The warehouse they were in looked even worse than Cho had described. He had mentioned the gruesome part, but that did nothing to prepare him for this sight. There was blood everywhere, splatter on the wall, puddles on the floor, mostly beneath a single chair where rope was still attached.
"We won't know until the lab's done with it," Cho answered, his voice withholding any kind of emotion, even if Jane knew inside the other man had a turmoil of feelings.
"Where's her body? If there's no body she might still be alive," he said, sounding just a little hopeful, even if he knew that the blood loss might have been enough to kill her.
"We followed these drag marks," he said and pointed to the floor where sure enough a trail of blood led to a single barrel.
Patrick Jane wasn't sure he wanted to look inside, another image flashing through his mind. This time of Lisbon's bloody and beaten body. He'd seen her banged up before, but nothing like this. On the edge of the barrel he could see dark strands of hair and Jane already felt like he was going to be sick.
"If she was put there, there's not much left of her," Cho told him as Jane looked inside.
"Is that..." he trailed off and sniffed the air over the barrel, grimacing slightly as the smell reached his nostrils.
"Sodium hydroxide? Yes it is. I imagine he wanted to get rid of the body, or most of it," he sighed and looked around what they could just assume was where she'd been tortured and then evatually murdered.
"It doesn't make any sense," Jane shook his head and scratched his growing beard. "Why leave all this blood here and then put her body in sodium hydroxide as if he doesn't want us to be able to identify her body."
A part of him just wanted to believe that Lisbon was alive and well. Perhaps not well by the looks of this crime scene, by the hair and blood belonging to her. Though he knew the coroner most likely would declare Teresa Lisbon dead and they would have to bury what was left of her body.
"Or he knew he'd left evidence on her body that could identify him," Cho suggested, quieter than before.
The suggestion took time to sink in and the ideas that came to mind were nothing Jane ever wanted to imagine. Putting a hand to his mouth, he ran outside, bending over and emptying his stomach of what little he had eaten that day. In fact, since Lisbon's sudden disappearance Jane had barely eaten at all, or slept.

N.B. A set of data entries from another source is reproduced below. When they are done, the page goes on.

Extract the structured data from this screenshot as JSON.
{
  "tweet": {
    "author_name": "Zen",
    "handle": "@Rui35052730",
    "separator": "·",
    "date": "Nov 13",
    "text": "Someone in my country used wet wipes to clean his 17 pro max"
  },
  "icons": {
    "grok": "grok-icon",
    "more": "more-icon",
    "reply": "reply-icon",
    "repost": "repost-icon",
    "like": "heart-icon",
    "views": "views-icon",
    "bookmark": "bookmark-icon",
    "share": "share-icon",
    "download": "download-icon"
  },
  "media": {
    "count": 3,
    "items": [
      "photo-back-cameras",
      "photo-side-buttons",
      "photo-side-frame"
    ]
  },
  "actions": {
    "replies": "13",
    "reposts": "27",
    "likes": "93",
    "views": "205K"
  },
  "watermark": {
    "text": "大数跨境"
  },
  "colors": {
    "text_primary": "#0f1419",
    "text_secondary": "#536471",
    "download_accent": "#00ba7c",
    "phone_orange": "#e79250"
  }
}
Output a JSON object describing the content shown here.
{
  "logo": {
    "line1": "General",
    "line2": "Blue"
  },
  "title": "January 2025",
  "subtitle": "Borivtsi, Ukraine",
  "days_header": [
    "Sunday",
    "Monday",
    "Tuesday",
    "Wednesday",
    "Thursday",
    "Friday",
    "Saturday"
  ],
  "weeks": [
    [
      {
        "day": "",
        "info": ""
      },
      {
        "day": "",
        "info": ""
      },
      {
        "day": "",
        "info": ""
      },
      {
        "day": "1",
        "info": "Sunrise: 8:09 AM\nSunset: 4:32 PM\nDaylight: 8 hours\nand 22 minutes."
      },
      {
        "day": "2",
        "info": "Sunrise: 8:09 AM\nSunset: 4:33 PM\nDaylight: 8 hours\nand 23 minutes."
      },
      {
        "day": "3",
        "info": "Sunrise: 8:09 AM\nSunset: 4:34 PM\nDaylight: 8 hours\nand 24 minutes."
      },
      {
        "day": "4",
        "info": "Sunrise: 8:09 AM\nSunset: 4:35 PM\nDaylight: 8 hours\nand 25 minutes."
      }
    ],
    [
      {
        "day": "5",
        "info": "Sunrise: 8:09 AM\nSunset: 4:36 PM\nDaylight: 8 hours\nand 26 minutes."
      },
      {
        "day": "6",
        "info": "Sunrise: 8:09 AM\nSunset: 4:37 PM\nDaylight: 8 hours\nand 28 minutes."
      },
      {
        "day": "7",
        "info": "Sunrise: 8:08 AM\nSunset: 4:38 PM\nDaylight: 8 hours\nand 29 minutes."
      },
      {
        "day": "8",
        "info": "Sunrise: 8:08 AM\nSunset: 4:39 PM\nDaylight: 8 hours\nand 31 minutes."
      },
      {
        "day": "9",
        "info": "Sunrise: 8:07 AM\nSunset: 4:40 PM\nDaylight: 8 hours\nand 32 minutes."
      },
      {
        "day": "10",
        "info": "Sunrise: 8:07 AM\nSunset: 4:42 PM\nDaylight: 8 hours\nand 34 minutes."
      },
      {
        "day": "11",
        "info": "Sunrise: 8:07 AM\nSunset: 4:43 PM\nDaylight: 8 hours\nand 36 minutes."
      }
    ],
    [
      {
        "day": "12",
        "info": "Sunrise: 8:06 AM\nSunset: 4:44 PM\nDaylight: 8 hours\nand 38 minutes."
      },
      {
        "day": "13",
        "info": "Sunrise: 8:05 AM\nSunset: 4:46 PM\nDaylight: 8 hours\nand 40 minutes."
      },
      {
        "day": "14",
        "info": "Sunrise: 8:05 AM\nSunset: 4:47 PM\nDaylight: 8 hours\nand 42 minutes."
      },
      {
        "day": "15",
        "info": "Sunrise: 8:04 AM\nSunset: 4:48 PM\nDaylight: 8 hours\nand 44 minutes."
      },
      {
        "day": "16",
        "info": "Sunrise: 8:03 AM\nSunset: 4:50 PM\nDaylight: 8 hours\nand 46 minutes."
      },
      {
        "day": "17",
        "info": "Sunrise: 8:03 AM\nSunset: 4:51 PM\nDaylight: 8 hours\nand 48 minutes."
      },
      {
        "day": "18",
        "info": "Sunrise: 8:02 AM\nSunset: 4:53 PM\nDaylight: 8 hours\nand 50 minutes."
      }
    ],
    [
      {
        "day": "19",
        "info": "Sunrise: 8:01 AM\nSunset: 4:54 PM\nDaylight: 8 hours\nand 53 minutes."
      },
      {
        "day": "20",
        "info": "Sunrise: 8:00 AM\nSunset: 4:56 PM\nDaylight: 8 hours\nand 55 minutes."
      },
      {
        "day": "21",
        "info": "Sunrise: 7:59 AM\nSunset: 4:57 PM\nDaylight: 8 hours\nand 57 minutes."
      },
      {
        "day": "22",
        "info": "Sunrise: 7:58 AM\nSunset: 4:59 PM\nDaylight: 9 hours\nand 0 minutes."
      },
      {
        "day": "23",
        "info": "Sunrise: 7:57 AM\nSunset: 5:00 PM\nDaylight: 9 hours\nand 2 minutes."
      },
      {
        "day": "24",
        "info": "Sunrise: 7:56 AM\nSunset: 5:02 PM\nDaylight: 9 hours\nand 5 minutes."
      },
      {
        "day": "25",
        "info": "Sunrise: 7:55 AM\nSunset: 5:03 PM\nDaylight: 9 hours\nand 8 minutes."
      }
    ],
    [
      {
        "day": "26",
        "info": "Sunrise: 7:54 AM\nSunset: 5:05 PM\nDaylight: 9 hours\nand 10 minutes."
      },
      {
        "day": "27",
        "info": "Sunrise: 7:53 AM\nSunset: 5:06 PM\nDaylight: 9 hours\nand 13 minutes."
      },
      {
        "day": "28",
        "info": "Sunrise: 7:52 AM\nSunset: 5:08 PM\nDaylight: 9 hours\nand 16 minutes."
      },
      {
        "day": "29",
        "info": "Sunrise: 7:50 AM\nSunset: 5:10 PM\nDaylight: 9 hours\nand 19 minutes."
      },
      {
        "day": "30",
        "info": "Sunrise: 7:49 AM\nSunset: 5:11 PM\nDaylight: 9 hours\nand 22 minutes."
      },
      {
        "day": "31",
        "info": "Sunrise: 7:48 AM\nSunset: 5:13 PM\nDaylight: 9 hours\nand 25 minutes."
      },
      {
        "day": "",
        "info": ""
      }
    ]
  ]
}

In a way he wanted to punish himself for his failure to bring back the one thing he cared most about. Cho didn't make his presence known behind him, except for the vague sound of his shoes hitting the gravel.
"I'm sorry, Jane," he said, putting one hand on his shoulder in an attempt to soothe him.
But Jane didn't want that pity because it meant that Lisbon was truly dead, that Cho had given up the hope of her being alive. The first time his wife died he had been destroyed and put in a mental hospital and he didn't know if he could deal with another loss; he wasn't sure he could live with it.
"We can't know for certain that it's her," he told his colleague, though perhaps he was just trying to tell himself this.
"If the blood is hers, she lost a lot," Cho commented, and cocked his head to the side, studying his surroundings. "We also found a few strands of hair on the side of the barrel that could be hers which means that the body is hers too."
"What if someone placed it there so we'd think she was dead?" Jane suggested, again sounding hopeful. He needed that to be true, but he also knew that if it was, her whereabouts would be hard to find. This guy was good and knew enough to fool the FBI. Well, two can play that game.
"Why would anyone do that?" Cho's arms were crossed over his chest as he looked at the blonde.
Jane stood up abruptly. "Why would anyone kill another person?" He countered and started walking again, this time back toward his car. He had seen everything he needed to see and the crime scene would forever be etched to his memory.
Cho knew better than to follow him and could only watch as the other man drove away.
Jane had a mission. He didn't care if they declared his wife dead, all the evidence pointed to her being brutally killed, but he would not rest until he found her or her killer.